Cerca de dois terços dos homens entrevistados admitiram já ter assediado mulheres. Mais da metade (53%) responsabiliza as mulheres por terem provocado os incidentes, ao se vestirem ou se comportarem de forma considerada sedutora para os padrões conservadores da sociedade egípcia.

No entanto, a maior parte das vítimas são mulheres que se vestem dos pés à cabeça, deixando apenas o rosto e as mãos aparentes.

Como Mona Eltahawy, jornalista egípcia que mora em Nova York. Ela diz que, mesmo com o véu, enfrentou inúmeros episódios de assédio nas ruas do Cairo.

"Com o tempo, aprendi a me defender das mãos indesejáveis me tocando. Os fones de ouvido também ajudam a bloquear os insultos constantes, vindos mesmo de garotos que mal entraram na puberdade. Nunca pude contar com a polícia", diz ela.

Eltahawy rejeita como fantasiosa a justificativa de que as mulheres "atraem" o assédio e diz que essa corrente de pensamento seria um indicativo do "triste estado social atual do Egito".

Ela cita um pôster recente, de uma campanha contra a violência sexual liderada por um grupo religioso que mostra um doce coberto, para evitar a aproximação de moscas. A mensagem da campanha seria para que as mulheres evitem problemas se cobrindo ainda mais.

"Desde quando as egípcias viraram doces e os egípcios, moscas?", pergunta Eltahawy.

Receita explosiva
Analistas sociais apresentam teorias para explicar as razões. Uns apontam o alto grau de repressão sexual a que os egípcios são submetidos.

Ter relações sexuais é algo aceito apenas após o casamento, mas, nos últimos anos, os egípcios estão se casando cada vez mais tarde, por questões financeiras.
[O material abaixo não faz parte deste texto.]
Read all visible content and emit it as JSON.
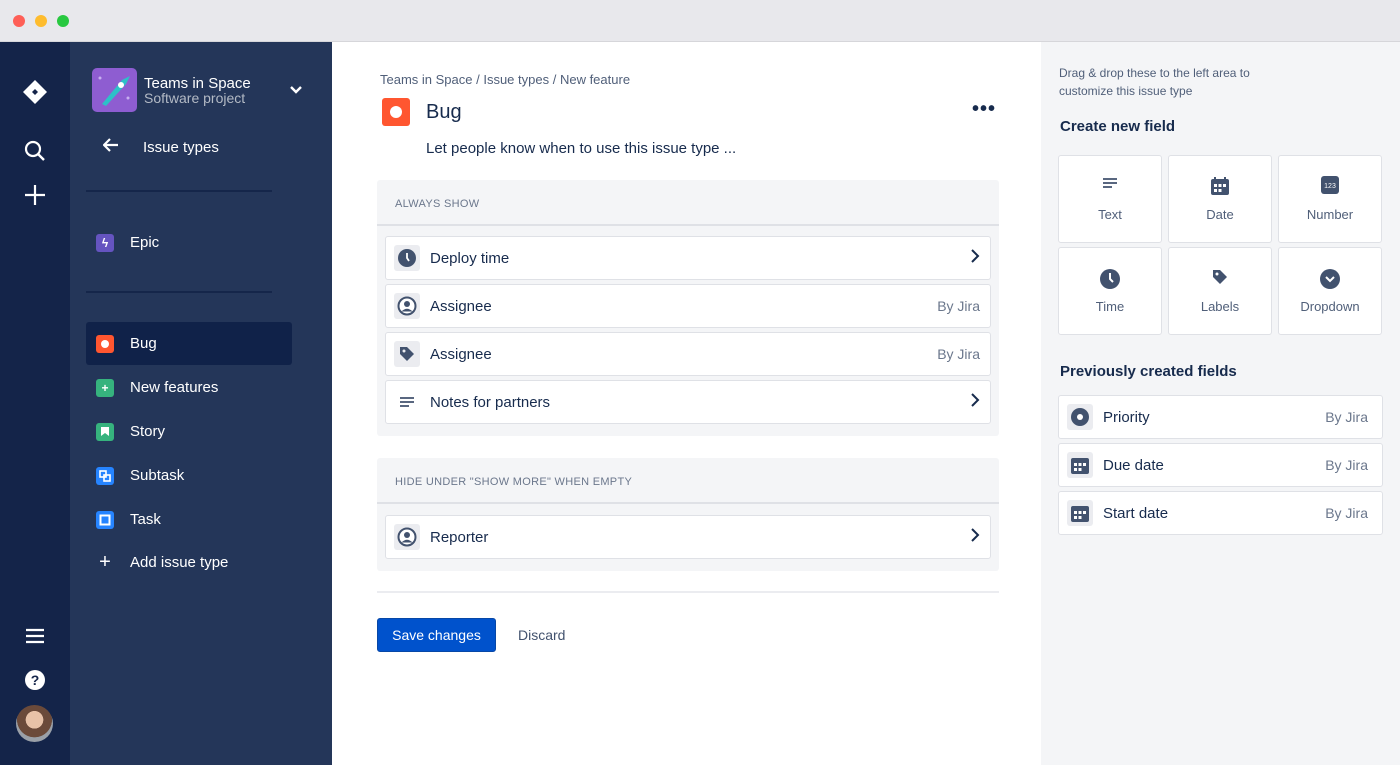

Tradicionalmente, o noivo egípcio tem que arcar com uma série de despesas bastante altas. Uma pesquisa recente calculou que os encargos equivalem a 43 salários integrais médios, quantia proibitiva.

Com o índice de desemprego entre jovens superando 20%, o número de egípcios se casando antes dos 30 anos de idade, comportamento padrão até a geração passada, vem diminuindo e hoje já são menos de 50%.

Ao mesmo tempo em que se vêem impossibilitados de ter uma vida sexual, os jovens do país estão tendo cada vez mais acesso, com a popularização da internet e canais por satélite, a sites e programas com conteúdo altamente sexualizado.

O resultado, segundo alguns, é explosivo. Uma erupção recente ocorreu no último dia 27, após uma partida de futebol no Cairo. Grupos de torcedores tomaram as ruas de um bairro central da capital e as comemorações se transformaram em "arrastões", perseguindo grupos de mulheres.

Várias buscaram refúgios em lojas, sendo defendidas da turba por lojistas armados de pedaços de pau. O comportamento da multidão, entretanto, foi defendido por uma balconista de uma loja local, que testemunhou os incidentes.

"Essas coisas acontecem, as meninas que apanharam foram aquelas usando roupas que as destacavam. Existem limites subentendidos", disse Fatel Abdel Moniam ao jornal local Daily News Egypt.